#001 Zahnschmerzen
Die neue Wohnung ist ein Traum. Geräumig, hohe Decken, viele Zimmer, gute Böden, eingebaute Küche, einfach ein Traum. Ich denke, für diese werde ich mich entscheiden, ja! Während ich durch die verschiedenen Räume schlenderte, schweben vor meinem geistigen Auge schon die vielen Möglichkeiten, wie ich die Zimmer einrichten könnte. Ich plante, wie ich die Wände streichen werde, wo ich das Klavier hinstellen werde und wo meinen Schreibtisch. Wie kann ich die Essecke am günstigsten aufstellen und wie kann ich am besten die Schränke und Regale einpassen? Unweigerlich bildeten sich in meinem Kopf Grundrisse der Zimmer, in denen ich die Möbel hin und her schob. Ich konnte mein Glück kaum fassen.

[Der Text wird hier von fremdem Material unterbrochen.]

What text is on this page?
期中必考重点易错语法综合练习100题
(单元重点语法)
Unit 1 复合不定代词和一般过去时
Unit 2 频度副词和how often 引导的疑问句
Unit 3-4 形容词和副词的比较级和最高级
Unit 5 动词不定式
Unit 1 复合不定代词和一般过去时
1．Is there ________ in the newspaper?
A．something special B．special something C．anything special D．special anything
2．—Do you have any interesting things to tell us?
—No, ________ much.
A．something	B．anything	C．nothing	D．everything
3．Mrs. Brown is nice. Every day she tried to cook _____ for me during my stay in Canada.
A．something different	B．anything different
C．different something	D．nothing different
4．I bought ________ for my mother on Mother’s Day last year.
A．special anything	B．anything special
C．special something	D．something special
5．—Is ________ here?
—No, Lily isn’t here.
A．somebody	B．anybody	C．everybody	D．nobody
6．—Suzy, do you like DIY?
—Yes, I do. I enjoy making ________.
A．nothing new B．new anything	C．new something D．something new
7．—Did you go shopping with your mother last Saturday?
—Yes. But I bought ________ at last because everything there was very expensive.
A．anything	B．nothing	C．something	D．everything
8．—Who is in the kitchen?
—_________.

Auch nach meinem Einzug in mein neues Heim war ich rundum zufrieden. Es lebte sich wirklich prima hier. Zum Supermarkt waren es nur ein paar Schritte. Ich hatte mir einen Hobbyraum eingerichtet und ein ruhiges Teezimmer. Selbst der Regen hier war sanft und nährstoffreich. In meinem kleinen Garten zog ich allerlei Gemüse und hielt mir sogar Fische in einem kleinen Teich. Meine Wohnung befand sich ein einer ruhigen Gegend, die zwischendurch auch mal zum Joggen einlud. Manchmal machte ich auch einen Abstecher ins Schwimmbad. An Tagen mit schlechtem Wetter machte ich es mir bei meinen Büchern gemütlich und kuschelte mich in meinen bequemen Sessel.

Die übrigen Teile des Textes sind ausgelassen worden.